Looks like desktop and laptop computers are on the way out. The smartphone with it's always on internet browser is coming in. Use a tablet to connect to your smartphone's own hotspot if you want a larger screen. Portable, mobile use anywhere. Should also kill computer desk sales. Works for me.
Can't do graphics, photo, cam/cam, spreadsheets, and a dozen other things on a cellphone or even a tablet. Yes, full desktops boxes will lose popularity for many purposes and no doubt get smaller in size, but will never be "on the way out", any more than TV's. Another thing. I'll never use a cellphone or tablet for anything I need to view. I'm a geezer and can't see something that small fer dammit, and EVERYONE'S eyes get worse with age and EVERYONE ages.
Yep. A friend of mine has an ipad and it's nice for some things, but even in the limited time I spent playing with it I found quite a few times where a keyboard, mouse and larger display were really needed. I also do the CAD/CAM and CNC control on desktop type PCs, with a 26" monitor on my CAD/CAM PC. I certainly won't be doing any CAD/CAM work on a tiny phone or tablet screen.
Actually pretty accurate. Desktop sales continue to decline each year in favor of more portable devices.

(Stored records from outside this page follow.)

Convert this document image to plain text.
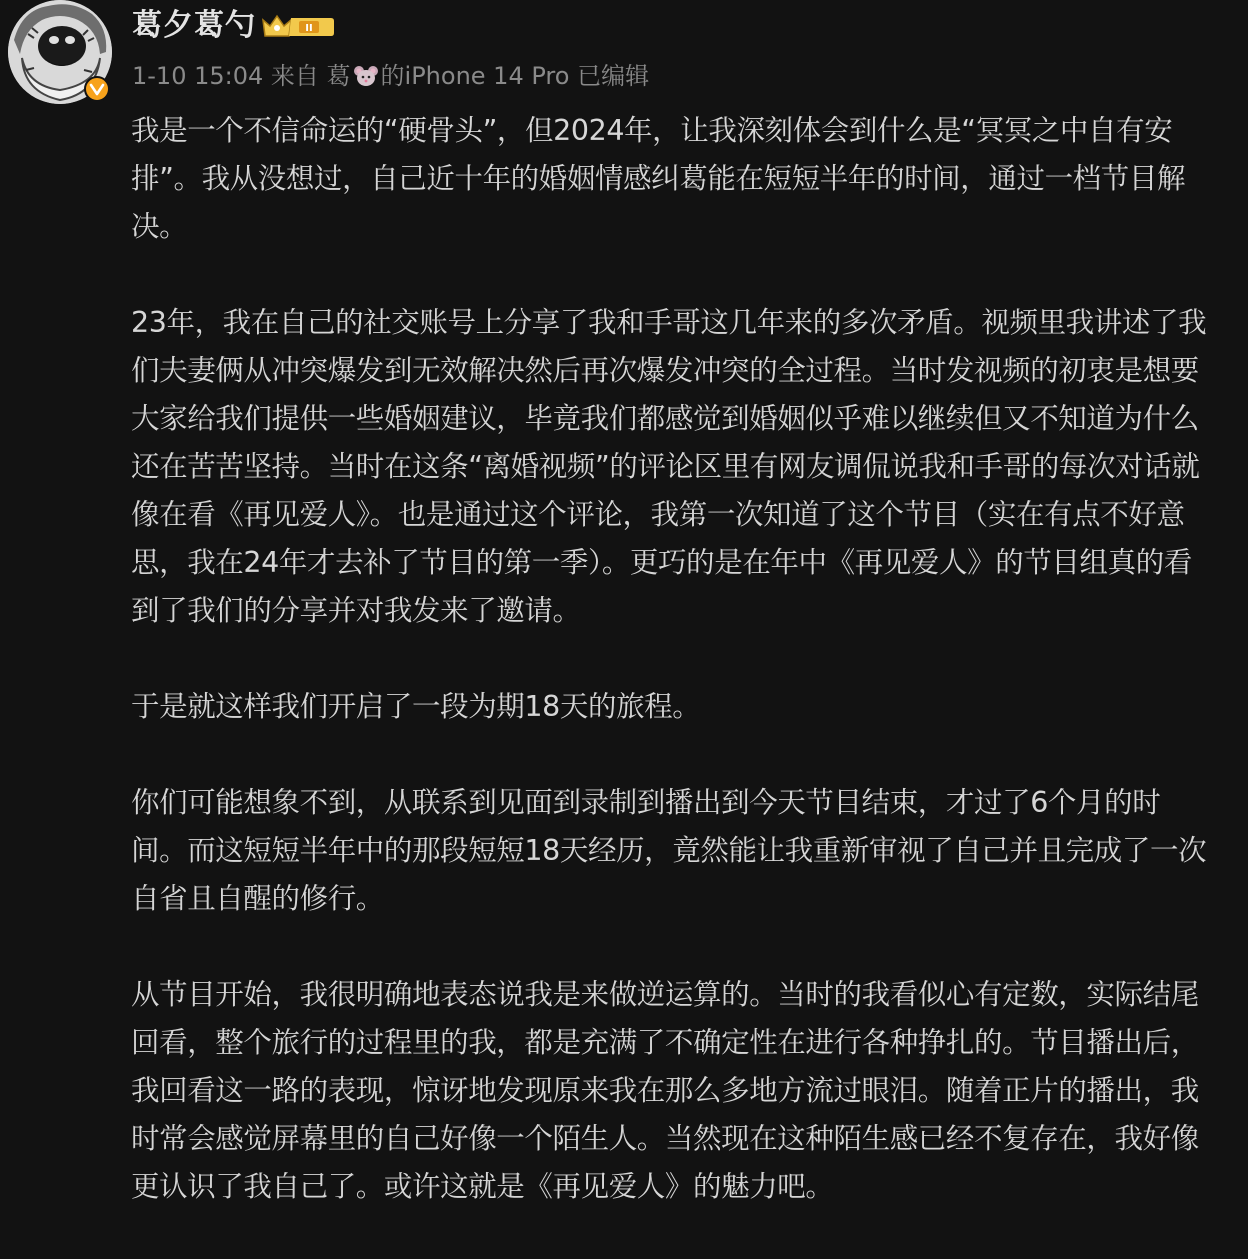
葛夕葛勺	II
1-10 15:04 来自 葛 的iPhone 14 Pro 已编辑

我是一个不信命运的“硬骨头”，但2024年，让我深刻体会到什么是“冥冥之中自有安排”。我从没想过，自己近十年的婚姻情感纠葛能在短短半年的时间，通过一档节目解决。

23年，我在自己的社交账号上分享了我和手哥这几年来的多次矛盾。视频里我讲述了我们夫妻俩从冲突爆发到无效解决然后再次爆发冲突的全过程。当时发视频的初衷是想要大家给我们提供一些婚姻建议，毕竟我们都感觉到婚姻似乎难以继续但又不知道为什么还在苦苦坚持。当时在这条“离婚视频”的评论区里有网友调侃说我和手哥的每次对话就像在看《再见爱人》。也是通过这个评论，我第一次知道了这个节目（实在有点不好意思，我在24年才去补了节目的第一季）。更巧的是在年中《再见爱人》的节目组真的看到了我们的分享并对我发来了邀请。

于是就这样我们开启了一段为期18天的旅程。

你们可能想象不到，从联系到见面到录制到播出到今天节目结束，才过了6个月的时间。而这短短半年中的那段短短18天经历，竟然能让我重新审视了自己并且完成了一次自省且自醒的修行。

从节目开始，我很明确地表态说我是来做逆运算的。当时的我看似心有定数，实际结尾回看，整个旅行的过程里的我，都是充满了不确定性在进行各种挣扎的。节目播出后，我回看这一路的表现，惊讶地发现原来我在那么多地方流过眼泪。随着正片的播出，我时常会感觉屏幕里的自己好像一个陌生人。当然现在这种陌生感已经不复存在，我好像更认识了我自己了。或许这就是《再见爱人》的魅力吧。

The newer smartphones do a pretty good job of panning and zooming. My phone has an 8 megapixel camera so I am pretty sure it does photos and video (it also does stuff like scanning barcodes and has software that allows me to take a picture of a document and convert it into a PDF and send it via its full featured email client if I want), I can certainly do spreadsheets and I have no idea what cam/cam is.
And I do use the wireless hotspot for my tablet notebook.
You just showed us you don't know a whole heck of a lot about computers.
Hint: smart phones and tablets are designed for the consumption of content. Desktop pcs are used to create content. Bandwidth and consumption limits are also constraints that affect mobile computing to a greater degree.
Mobile computing doesn't supplant desktop computing. What it's doing is expanding the computer market.
And the reason is because the desktop market has reached saturation. More than 75% of the population owns one (or more) already. So instead of buying another one, they are buying a mobile device. For most people, it's not replacing their desktop, it's being used in addition to their desktop.
Which are ok for either req'd portability and/or the small viewpoint few-minute task...
But panning and zooming is _very_ time-consuming for _real_ work of any great magnitude. And the input devices for manual interaction are, to coin a phrase, "pathetic" simply owing to the size factor.
The workstation isn't going away; simply the number of alternates for other purposes is going up. I'd wager a fair amount of any decline in sales is tied to economic conditions more than the form factor for the market wherein workstations are important.
There are simply different types of work being done on the different platforms and I don't see that the large scale work is going to go away but the more or less trivial application has always outclassed the "power user" in sheer numbers and will continue to do so.
But as another poster notes, it's a far different thing to say that other markets grow than that the whole workstation market is going away
You'll not experience the actual computing power of a desktop in a tablet or smartphone for a good while to come. They couldn't touch this 4 ghz quad core AMD/Asus combo with 8 GB ram, NVidia CUDA support and 2 terabytes of SATA 3 storage. Oh, forgot the 32" HD monitor. :)
Nor can most people afford the no-longer-unlimited cell phone data plans, and there are vast parts of the country where cell phones barely work, if at all, for voice calls, much less a high speed data connection.
I think all these writers predicting the end of last-decade technology have never been to fly-over country. Desktops and laptops, and hard cable internet connections, will be with us for the next couple of decades, unless somebody invents a new way to blanket the country with wireless signal.